In the latest episode of The Archers it was revealed that three men, kept as slaves on the outskirts of Ambridge, have a learning or mental health disability. It is a side to modern slavery that experts have described as “hidden”, as Mike Lambert explores.
Like other listeners to Radio 4’s The Archers, I’ve been gripped by the latest twists in its modern slavery storyline.
Since March, we’ve known about three British-born men – Blake, Jordan and Kenzie – who have been enslaved by builders and kept at a secret location near Ambridge.
Last night, we heard the men talk amongst themselves for the first time and it was revealed they all have a learning or mental health disability.
According to the Global Slavery Index it is thought there are up to 136,000 victims of modern slavery in the UK.
This is the appalling reality that The Archers’ editor, Jeremy Howe, has chosen to confront and he also wants to challenge some of the stereotypes about this trade in human misery.
“It’s not simply a problem involving immigrant labour,” explains Howe. “It can be a British problem involving British slaves and British gang-masters.”

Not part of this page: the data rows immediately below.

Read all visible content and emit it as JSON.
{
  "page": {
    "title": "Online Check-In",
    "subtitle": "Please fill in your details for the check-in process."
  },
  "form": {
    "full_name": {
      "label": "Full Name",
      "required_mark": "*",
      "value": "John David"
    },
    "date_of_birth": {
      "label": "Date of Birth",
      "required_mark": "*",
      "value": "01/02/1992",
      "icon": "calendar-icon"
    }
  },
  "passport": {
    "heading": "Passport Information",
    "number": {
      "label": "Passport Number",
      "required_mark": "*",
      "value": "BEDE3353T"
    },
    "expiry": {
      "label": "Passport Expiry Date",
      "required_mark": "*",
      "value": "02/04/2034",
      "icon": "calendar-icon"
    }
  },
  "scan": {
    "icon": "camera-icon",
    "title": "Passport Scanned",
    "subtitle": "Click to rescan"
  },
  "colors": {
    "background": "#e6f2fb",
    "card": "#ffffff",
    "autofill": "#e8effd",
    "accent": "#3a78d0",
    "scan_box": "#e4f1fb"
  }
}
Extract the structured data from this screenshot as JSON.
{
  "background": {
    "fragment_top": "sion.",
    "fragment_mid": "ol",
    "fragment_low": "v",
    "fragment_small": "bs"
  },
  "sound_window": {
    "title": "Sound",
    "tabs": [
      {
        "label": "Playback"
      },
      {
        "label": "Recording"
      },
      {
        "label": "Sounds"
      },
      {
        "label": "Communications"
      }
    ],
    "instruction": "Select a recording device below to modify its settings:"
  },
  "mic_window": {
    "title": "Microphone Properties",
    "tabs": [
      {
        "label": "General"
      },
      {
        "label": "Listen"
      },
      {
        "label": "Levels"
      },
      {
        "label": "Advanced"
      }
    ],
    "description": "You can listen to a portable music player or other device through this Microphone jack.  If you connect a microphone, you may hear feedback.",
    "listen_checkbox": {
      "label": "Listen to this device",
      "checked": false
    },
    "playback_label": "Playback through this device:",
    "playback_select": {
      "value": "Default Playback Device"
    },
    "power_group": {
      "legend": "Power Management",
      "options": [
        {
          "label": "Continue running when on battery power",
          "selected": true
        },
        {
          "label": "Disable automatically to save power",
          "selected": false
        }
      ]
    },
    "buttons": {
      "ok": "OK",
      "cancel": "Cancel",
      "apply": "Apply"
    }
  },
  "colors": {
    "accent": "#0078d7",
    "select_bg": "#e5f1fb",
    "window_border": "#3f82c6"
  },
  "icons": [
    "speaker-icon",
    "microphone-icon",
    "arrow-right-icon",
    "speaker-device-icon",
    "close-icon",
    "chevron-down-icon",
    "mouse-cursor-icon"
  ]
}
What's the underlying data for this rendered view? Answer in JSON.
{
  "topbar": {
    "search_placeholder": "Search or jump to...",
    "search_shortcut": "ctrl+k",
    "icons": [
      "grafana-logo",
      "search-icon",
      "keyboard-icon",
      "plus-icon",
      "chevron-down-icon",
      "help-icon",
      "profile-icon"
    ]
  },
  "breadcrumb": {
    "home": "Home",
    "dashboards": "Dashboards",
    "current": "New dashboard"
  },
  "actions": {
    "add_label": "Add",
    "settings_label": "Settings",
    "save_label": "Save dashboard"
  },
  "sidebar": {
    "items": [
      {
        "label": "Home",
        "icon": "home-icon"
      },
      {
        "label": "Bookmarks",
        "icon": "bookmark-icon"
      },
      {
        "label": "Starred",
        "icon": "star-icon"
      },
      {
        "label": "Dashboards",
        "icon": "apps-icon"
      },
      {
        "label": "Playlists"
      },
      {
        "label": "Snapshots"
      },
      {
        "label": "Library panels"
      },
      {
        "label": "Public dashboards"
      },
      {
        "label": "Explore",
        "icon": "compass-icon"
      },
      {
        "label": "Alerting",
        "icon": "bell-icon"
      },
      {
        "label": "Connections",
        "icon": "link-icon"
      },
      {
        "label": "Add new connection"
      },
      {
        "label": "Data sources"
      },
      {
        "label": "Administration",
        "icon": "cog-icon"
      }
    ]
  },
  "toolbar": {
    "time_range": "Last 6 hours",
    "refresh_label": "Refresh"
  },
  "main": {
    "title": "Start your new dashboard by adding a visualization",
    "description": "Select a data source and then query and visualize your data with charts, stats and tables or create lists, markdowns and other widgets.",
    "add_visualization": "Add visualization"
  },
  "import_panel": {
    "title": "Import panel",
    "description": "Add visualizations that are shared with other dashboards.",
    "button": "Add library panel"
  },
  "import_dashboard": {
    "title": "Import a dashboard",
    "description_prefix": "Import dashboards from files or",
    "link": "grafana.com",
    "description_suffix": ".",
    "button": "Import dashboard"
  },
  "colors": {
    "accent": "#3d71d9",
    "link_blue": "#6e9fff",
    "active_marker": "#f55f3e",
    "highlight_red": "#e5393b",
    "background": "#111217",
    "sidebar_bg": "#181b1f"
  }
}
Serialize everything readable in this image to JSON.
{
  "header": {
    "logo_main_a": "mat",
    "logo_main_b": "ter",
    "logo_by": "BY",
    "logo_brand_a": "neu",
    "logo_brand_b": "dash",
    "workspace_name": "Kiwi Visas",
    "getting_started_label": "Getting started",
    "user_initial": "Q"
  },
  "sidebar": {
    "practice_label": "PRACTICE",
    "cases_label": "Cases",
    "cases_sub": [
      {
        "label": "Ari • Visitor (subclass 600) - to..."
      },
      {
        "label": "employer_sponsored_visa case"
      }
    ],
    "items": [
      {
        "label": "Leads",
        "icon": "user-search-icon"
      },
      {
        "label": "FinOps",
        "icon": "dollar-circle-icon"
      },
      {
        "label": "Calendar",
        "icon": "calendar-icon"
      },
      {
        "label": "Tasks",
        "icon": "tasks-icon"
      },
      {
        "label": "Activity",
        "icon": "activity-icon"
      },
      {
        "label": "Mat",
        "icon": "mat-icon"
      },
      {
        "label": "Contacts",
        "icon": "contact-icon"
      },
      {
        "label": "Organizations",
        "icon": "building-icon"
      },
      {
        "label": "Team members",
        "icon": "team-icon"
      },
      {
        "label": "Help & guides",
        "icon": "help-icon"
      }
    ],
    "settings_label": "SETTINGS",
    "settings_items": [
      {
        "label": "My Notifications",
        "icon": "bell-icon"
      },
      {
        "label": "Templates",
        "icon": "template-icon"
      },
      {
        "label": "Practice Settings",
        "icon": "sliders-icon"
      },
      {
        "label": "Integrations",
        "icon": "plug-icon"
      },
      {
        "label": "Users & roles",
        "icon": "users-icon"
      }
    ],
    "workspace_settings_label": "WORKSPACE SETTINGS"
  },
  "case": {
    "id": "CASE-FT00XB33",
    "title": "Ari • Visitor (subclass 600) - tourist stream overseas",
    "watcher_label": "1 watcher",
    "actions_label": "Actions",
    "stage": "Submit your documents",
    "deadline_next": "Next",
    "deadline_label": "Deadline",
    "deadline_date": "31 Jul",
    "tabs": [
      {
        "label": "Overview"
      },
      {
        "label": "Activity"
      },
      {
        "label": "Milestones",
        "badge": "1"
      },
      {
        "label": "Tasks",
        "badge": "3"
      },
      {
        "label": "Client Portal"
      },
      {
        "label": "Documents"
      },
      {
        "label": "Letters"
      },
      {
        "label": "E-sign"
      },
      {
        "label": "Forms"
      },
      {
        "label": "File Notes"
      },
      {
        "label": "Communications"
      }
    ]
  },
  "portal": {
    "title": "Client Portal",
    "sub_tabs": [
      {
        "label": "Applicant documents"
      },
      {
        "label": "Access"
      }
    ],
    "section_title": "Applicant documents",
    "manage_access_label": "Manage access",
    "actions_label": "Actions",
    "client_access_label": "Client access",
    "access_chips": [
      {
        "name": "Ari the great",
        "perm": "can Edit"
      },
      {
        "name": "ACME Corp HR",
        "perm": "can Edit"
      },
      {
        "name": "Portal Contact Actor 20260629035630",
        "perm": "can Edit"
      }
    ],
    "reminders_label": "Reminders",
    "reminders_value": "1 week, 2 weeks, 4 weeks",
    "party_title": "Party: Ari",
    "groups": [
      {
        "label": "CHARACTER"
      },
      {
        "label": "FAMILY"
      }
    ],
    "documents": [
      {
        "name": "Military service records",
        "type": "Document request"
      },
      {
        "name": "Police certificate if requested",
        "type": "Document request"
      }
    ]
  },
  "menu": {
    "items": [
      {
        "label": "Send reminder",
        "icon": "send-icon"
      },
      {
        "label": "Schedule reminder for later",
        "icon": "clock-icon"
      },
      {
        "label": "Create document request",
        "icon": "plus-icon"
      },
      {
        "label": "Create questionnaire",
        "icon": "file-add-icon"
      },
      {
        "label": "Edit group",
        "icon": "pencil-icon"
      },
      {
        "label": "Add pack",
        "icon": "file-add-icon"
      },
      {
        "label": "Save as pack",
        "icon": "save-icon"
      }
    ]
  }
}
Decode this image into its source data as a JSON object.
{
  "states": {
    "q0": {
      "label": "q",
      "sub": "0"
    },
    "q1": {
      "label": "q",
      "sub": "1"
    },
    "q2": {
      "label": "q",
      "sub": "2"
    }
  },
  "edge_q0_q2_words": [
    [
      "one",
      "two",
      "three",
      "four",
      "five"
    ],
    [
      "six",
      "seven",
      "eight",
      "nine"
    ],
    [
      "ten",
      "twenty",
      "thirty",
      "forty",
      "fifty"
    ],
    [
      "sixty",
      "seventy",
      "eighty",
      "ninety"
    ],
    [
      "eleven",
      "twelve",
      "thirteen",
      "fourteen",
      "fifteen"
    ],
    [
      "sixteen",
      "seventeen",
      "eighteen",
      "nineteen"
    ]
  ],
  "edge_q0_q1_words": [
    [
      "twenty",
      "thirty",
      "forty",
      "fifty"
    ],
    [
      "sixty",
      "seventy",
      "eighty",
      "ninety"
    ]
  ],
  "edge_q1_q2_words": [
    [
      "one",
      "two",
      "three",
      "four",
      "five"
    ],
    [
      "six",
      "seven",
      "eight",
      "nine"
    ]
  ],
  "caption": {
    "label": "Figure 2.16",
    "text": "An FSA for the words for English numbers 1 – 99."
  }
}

In so doing, he has posed the question of what mind-forg’d manacles keep three, British-born, young men enslaved to a pair of unscrupulous builders.
My interest in the connection between disability and modern slavery began in 2017, after a chance meeting with a former victim.
At that time, there had been a crop of news stories about the Rooney gang – a Lincolnshire-based family convicted of trafficking 18 men into hard labour for their driveway resurfacing company.
I had read how these victims were regularly beaten, subjected to mental cruelty and “institutionalised” into slavery – one of them for 26 years.
Then, one Sunday, on a train from Doncaster to London, I met a 23-year-old man called Chris (not his real name).
At first, as Chris described his difficult life and recent trip to visit his abusive, alcoholic mother, I was struck by his chatty and trusting nature. But, as he continued detailing some of the calamities that had befallen him, the penny dropped. Having spent over 25 years supporting disabled students, I was sure Chris had a mild learning disability.
Sitting on that train, I listened aghast as Chris told me how he had once worked for a “bad man” called John Rooney who had kept him in a dilapidated caravan and only fed him when he worked. Chris eventually “escaped”.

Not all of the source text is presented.